Мы с Тетеркиным переглянулись.
– Дерьмовый – это в смысле плохой? – предположил Митя.
– Крайне низко котирующийся по шкале маньяков и ни разу не сексуальный? – подхватила я.
– Нет, нет, не в переносном смысле дерьмовый! – засмеялась Катя. – Буквально! Дерьмо – это его фирменный стиль.

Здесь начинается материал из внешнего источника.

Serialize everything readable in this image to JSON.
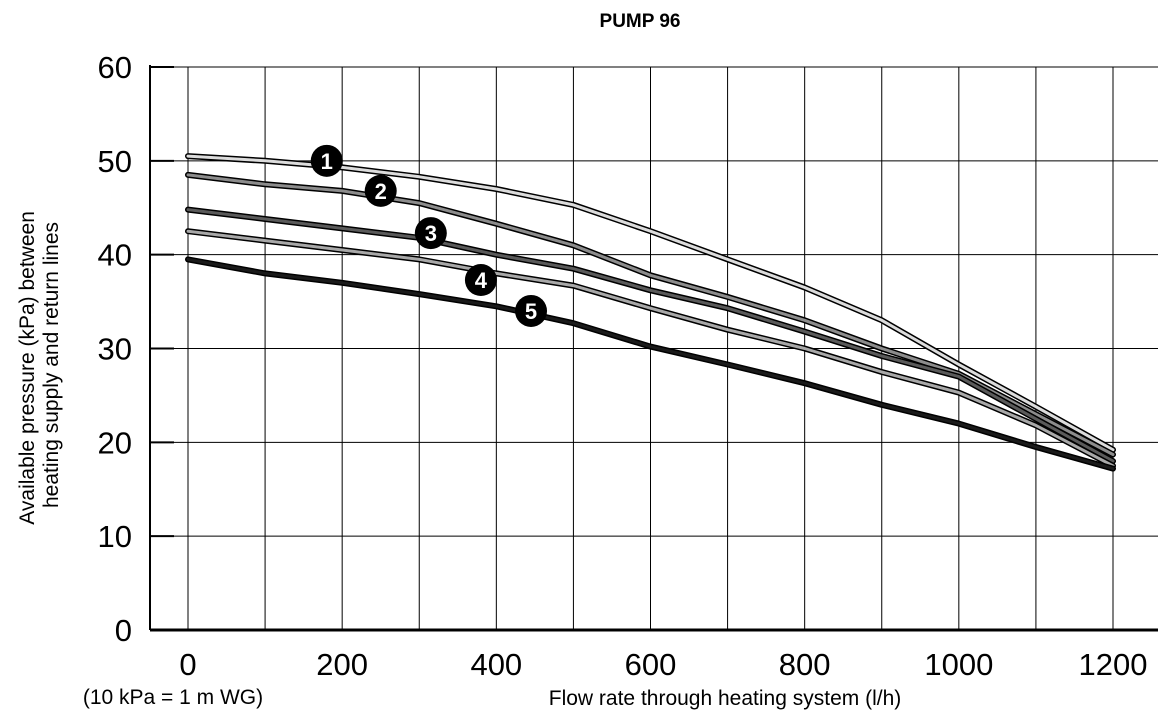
{
  "chart_data": {
    "type": "line",
    "title": "PUMP 96",
    "xlabel": "Flow rate through heating system (l/h)",
    "ylabel_lines": [
      "Available pressure (kPa) between",
      "heating supply and return lines"
    ],
    "note": "(10 kPa = 1 m WG)",
    "xlim": [
      0,
      1200
    ],
    "ylim": [
      0,
      60
    ],
    "x_ticks": [
      0,
      200,
      400,
      600,
      800,
      1000,
      1200
    ],
    "y_ticks": [
      0,
      10,
      20,
      30,
      40,
      50,
      60
    ],
    "grid": true,
    "x": [
      0,
      100,
      200,
      300,
      400,
      500,
      600,
      700,
      800,
      900,
      1000,
      1100,
      1200
    ],
    "series": [
      {
        "label": "1",
        "color": "#dcdcdc",
        "values": [
          50.5,
          50.0,
          49.3,
          48.3,
          47.0,
          45.3,
          42.5,
          39.5,
          36.5,
          33.0,
          28.3,
          23.8,
          19.2
        ]
      },
      {
        "label": "2",
        "color": "#8c8c8c",
        "values": [
          48.5,
          47.5,
          46.8,
          45.5,
          43.3,
          41.0,
          37.8,
          35.5,
          33.0,
          30.0,
          27.3,
          23.0,
          18.7
        ]
      },
      {
        "label": "3",
        "color": "#5a5a5a",
        "values": [
          44.8,
          43.8,
          42.8,
          41.8,
          40.0,
          38.5,
          36.2,
          34.3,
          31.8,
          29.2,
          27.0,
          22.5,
          18.0
        ]
      },
      {
        "label": "4",
        "color": "#a8a8a8",
        "values": [
          42.5,
          41.5,
          40.5,
          39.5,
          38.0,
          36.7,
          34.3,
          32.0,
          30.0,
          27.5,
          25.3,
          21.8,
          17.5
        ]
      },
      {
        "label": "5",
        "color": "#1a1a1a",
        "values": [
          39.5,
          38.0,
          37.0,
          35.8,
          34.5,
          32.7,
          30.2,
          28.3,
          26.3,
          24.0,
          22.0,
          19.5,
          17.2
        ]
      }
    ],
    "markers": [
      {
        "label": "1",
        "x": 180,
        "y": 50.0
      },
      {
        "label": "2",
        "x": 250,
        "y": 46.8
      },
      {
        "label": "3",
        "x": 315,
        "y": 42.3
      },
      {
        "label": "4",
        "x": 380,
        "y": 37.3
      },
      {
        "label": "5",
        "x": 445,
        "y": 34.0
      }
    ]
  }
}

Мы с Митей снова переглянулись и синхронно почесали в затылках.
– Боюсь представить, – пробормотала я. – Он оставляет вместо визитки на месте преступления, пардон, какашки?!
– Бинго! – Катя щелкнула пальцами.
– И чем же они отличаются от других, пардон, какашек, которые у нас на каждом шагу оставляет кто попало? – спросил пытливый Митя, ассоциативно покосившись на свои сияющие лакированные ботинки.
– На них оттиснуты инициалы маньяка, – предположила я.
– Каким образом? – заинтересовался Митя.
– Ну не знаю… Есть же такие кондитерские насадки для крема, которые позволяют формировать из пластичной массы разные фигурки, – задумалась я.
– Из любой массы?
– Из пластичной!
– То есть нужно еще обеспечить массе должную консистенцию? И как-то закрепить насадку…
– И синхронизировать процессы!
– Не понял?
– Ну выдачу массы и, собственно, маньячество!
– А, это чтобы гарантированно сделать фигурку из своей пластичной массы сразу после преступления, а не до или во время его? А то ведь от волнения бывает… – понял Митя. – Однако непростую специализацию выбрал себе наш маньяк!
– Ужасно интересно это слушать, и я понимаю, почему телезрители от вашей пары фанатеют, но вынуждена сказать, что до такого маньяк еще не дошел, – сказала редакторша, не утаив сожаления. – Визитки и розочки из дерьма он не делает.
– А что делает?
Редакторша молча подняла со стола пару бумажных листов на скрепке. Я первой до них дотянулась и начала читку вслух:
– В ночь с первого на второе октября неизвестные художественно вымазали свежими экскрементами свежепобеленную стену многоквартирного дома по улице Захарова, тридцать три, с относительной точностью воспроизведя картину Шишкина «Три медведя». Вот же эстеты!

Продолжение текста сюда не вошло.